Things got off to a slow start at RT&E, but he believed in the lawn-mowing business model he had developed in OKC. To find work, Trujillo would wake up early and drive to construction sites or local hardware stores to advertise his services and network with workers. Next thing you know, his phone starts ringing with job offers.
While returns were modest at first, Trujillo again invested heavily in his business and his employees. He started advertising on social media and buying better equipment, but he also invested in things like high-end insurance to attract his employees and help them stay loyal in a crowded job market.

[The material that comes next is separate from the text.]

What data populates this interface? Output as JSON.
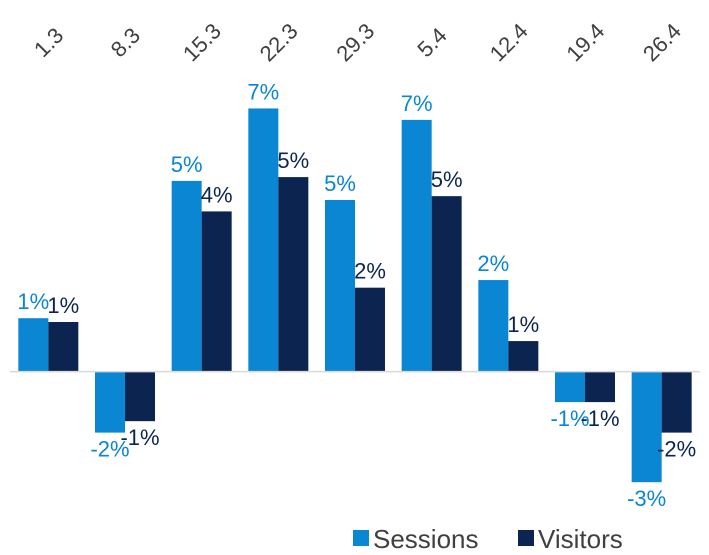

Slowly but surely, RT&E’s work has gone from remodeling rental homes and preparing apartments for new tenants to building new homes and performing extensive gigs in high-end neighborhoods. His job at RT&E became so steady that he had to quit his job at O’Reilly. Still, education remains his top priority, and until now he has been unable to pay cash when financial bills are due.
“If I were to mentor anyone who wanted to start a business, I would say you have to learn to come out of the shell,” Trujillo said. “We all have a lot of insecurities, but you have to put yourself in there and not think twice about it. These types of things really help you grow. They did for me.”
The traction in the construction world meant that with extra money in his bank account, he decided once again to reinvest in his business in the form of a real estate company. Now he can afford to buy homes with a real estate agency, do the renovations with RT&E, and put them back on the market. As of November 2022, Trujillo has just completed his 15th home purchase.
“I have a very big vision,” Trujillo said. “I live in the present. I try not to think too much about the past, but when I think about the present, I think about my future.”
Most people go to college to learn a trade, but Trujillo came to master his craft. He will walk the graduation stage at the Gallagher-Iba Arena on December 12th. Seventeen have a bachelor’s degree in management with a minor in entrepreneurship. Unlike most of his graduates, he will also have a résumé full of successful businesses.
A master’s degree is on his wish list, but Trujillo isn’t sure what he wants to do next. Regardless, he knows that even with this chapter over, his story is far from over.
“It’s hard to balance everything that’s going on, but I love school,” Trujillo said. “I’m not from an upscale neighborhood. Not many people go to college. So, I like to inspire people to make a difference and show them that the only thing limiting them is their own mind. I never thought I’d get this far, But here I am.”